Toujours le nez sur notre plan, nous arrivons au patio de La Salina, dont la loggia est soutenue par un encorbellement hors norme. Puis, un peu par hasard, nous passons devant le palacio de Monterrey dont la ronde des personnages entrelacés qui ornent l’extérieur vaut un arrêt. Toute cette richesse, Salamanque la doit à l’université médiévale (1218). En fin de soirée, les bars se remplissent d’étudiants, de touristes, de personnes âgées. Tout ce joli monde s’entremêle, bavarde et déguste tapas, vin et bière de la région. Nous faisons alors nôtre la phrase d’Unamuno, écrivain, philosophe et recteur :

C’est une ville ouverte et joyeuse. Le soleil a doré les pierres de ses tours, de ses temples et palais, cette pierre tendre qui prend une couleur ardente d’or vieux. Lorsque le soleil se couche, c’est une fête pour les yeux…

Pour dormir sereinement, nous optons pour le parking de Castellanos de Moriscos, à 20 km au nord de Salamanque, près d’un parc public (lat. 41.014540/long. -5.594191 ; de l’eau y est disponible).

Dans la campagne castillane

Nous nous arrêtons à Medina del Campo pour voir le plus haut donjon du pays et sa tour de 40 m de haut. On peut facilement se garer à côté. Notre guide nous explique le système défensif de l’édifice, notamment celui de la douve sèche, les barbacanes, les portes d’accès placées en hauteur et les ponts en bois… Pour déjeuner, rendez-vous dans l’un des restaurants de la grande place. Et les mantecados (petits biscuits) sont de bons desserts.

Après Cigales, nous suivons la route VP-4000 en direction d’Ampudia. Au milieu de cette meseta céréalière, quelques vignobles apportent un peu de verdure et un paysage plus vallonné. Passé l’unique relief d’une butte, Ampudia surgit, telle une oasis. Quelques arbres, un village et son château féodal et, juste à côté, une aire gratuite avec eau et services qui vous permettra de passer une excellente nuit (lat. 41.910900/long. -4.780930).

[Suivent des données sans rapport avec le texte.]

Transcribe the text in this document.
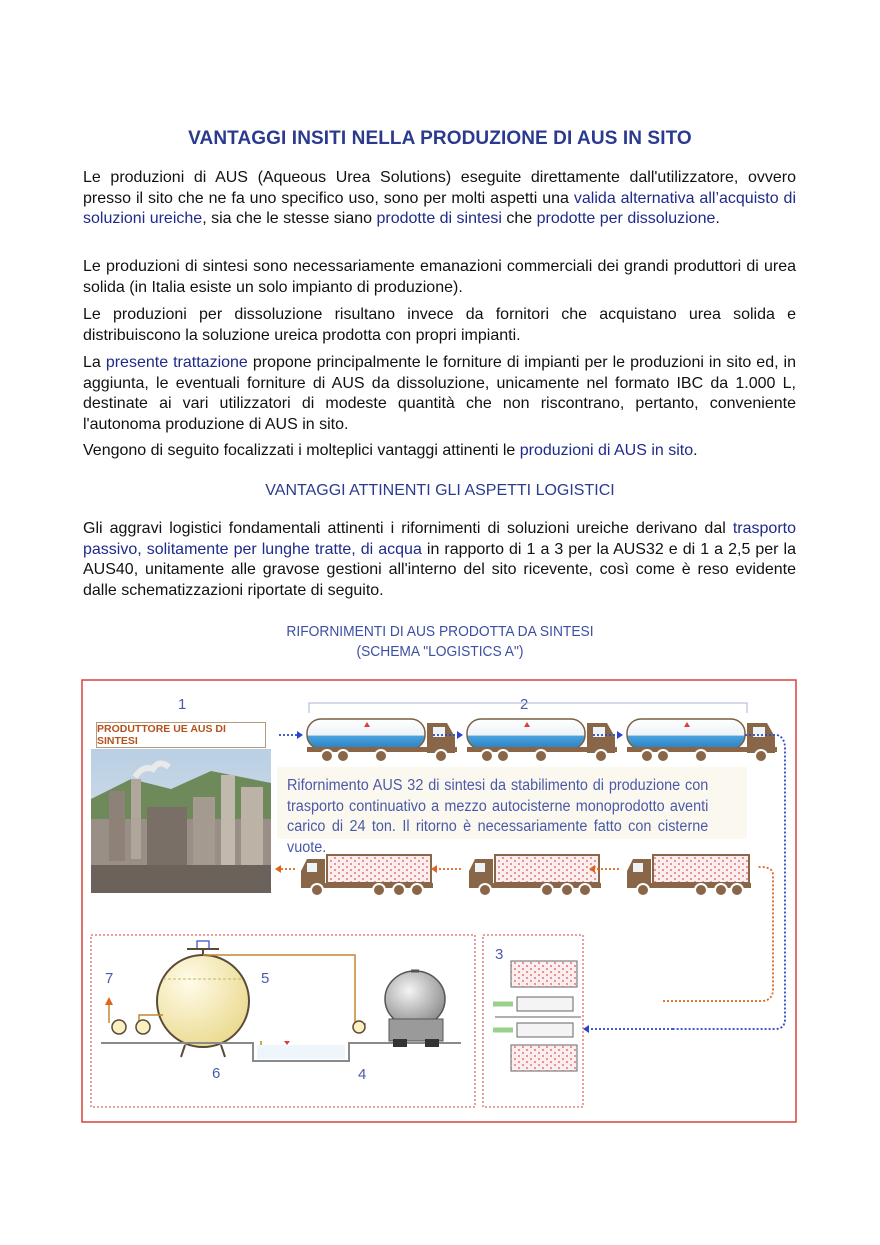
VANTAGGI INSITI NELLA PRODUZIONE DI AUS IN SITO

Le produzioni di AUS (Aqueous Urea Solutions) eseguite direttamente dall'utilizzatore, ovvero presso il sito che ne fa uno specifico uso, sono per molti aspetti una valida alternativa all’acquisto di soluzioni ureiche, sia che le stesse siano prodotte di sintesi che prodotte per dissoluzione.

Le produzioni di sintesi sono necessariamente emanazioni commerciali dei grandi produttori di urea solida (in Italia esiste un solo impianto di produzione).

Le produzioni per dissoluzione risultano invece da fornitori che acquistano urea solida e distribuiscono la soluzione ureica prodotta con propri impianti.

La presente trattazione propone principalmente le forniture di impianti per le produzioni in sito ed, in aggiunta, le eventuali forniture di AUS da dissoluzione, unicamente nel formato IBC da 1.000 L, destinate ai vari utilizzatori di modeste quantità che non riscontrano, pertanto, conveniente l'autonoma produzione di AUS in sito.

Vengono di seguito focalizzati i molteplici vantaggi attinenti le produzioni di AUS in sito.

VANTAGGI ATTINENTI GLI ASPETTI LOGISTICI

Gli aggravi logistici fondamentali attinenti i rifornimenti di soluzioni ureiche derivano dal trasporto passivo, solitamente per lunghe tratte, di acqua in rapporto di 1 a 3 per la AUS32 e di 1 a 2,5 per la AUS40, unitamente alle gravose gestioni all'interno del sito ricevente, così come è reso evidente dalle schematizzazioni riportate di seguito.

RIFORNIMENTI DI AUS PRODOTTA DA SINTESI
(SCHEMA "LOGISTICS A")
1	2
3
4
5
6
7
PRODUTTORE UE AUS DI SINTESI
Rifornimento AUS 32 di sintesi da stabilimento di produzione con trasporto continuativo a mezzo autocisterne monoprodotto aventi carico di 24 ton. Il ritorno è necessariamente fatto con cisterne vuote.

Une fois dans le village, changement de décor : on se croirait dans un western. Les ruelles sont bordées de galeries soutenues par des piliers en bois séculaires. « Ces constructions protègent du soleil », nous explique la señora qui organise les visites du château. Seul endroit un peu animé, le bar – ressemblant à un saloon – avec ses joueurs de dominos et des touristes égarés. Notre guide nous conseille de jeter un œil aux pigeonniers qui, à son grand désespoir, s’écroulent… A l’intérieur, les nids étaient installés dans une sorte de spirale avec une entrée et une sortie, en sens unique pour éviter les “accidents en vol” ! En suivant la route de Villamartin de Campos, on en découvre d’autres. On fait aussi étape au mirador de Tierra de Campos, près du village d’Autilla del Pino pour admirer la plaine de Castille.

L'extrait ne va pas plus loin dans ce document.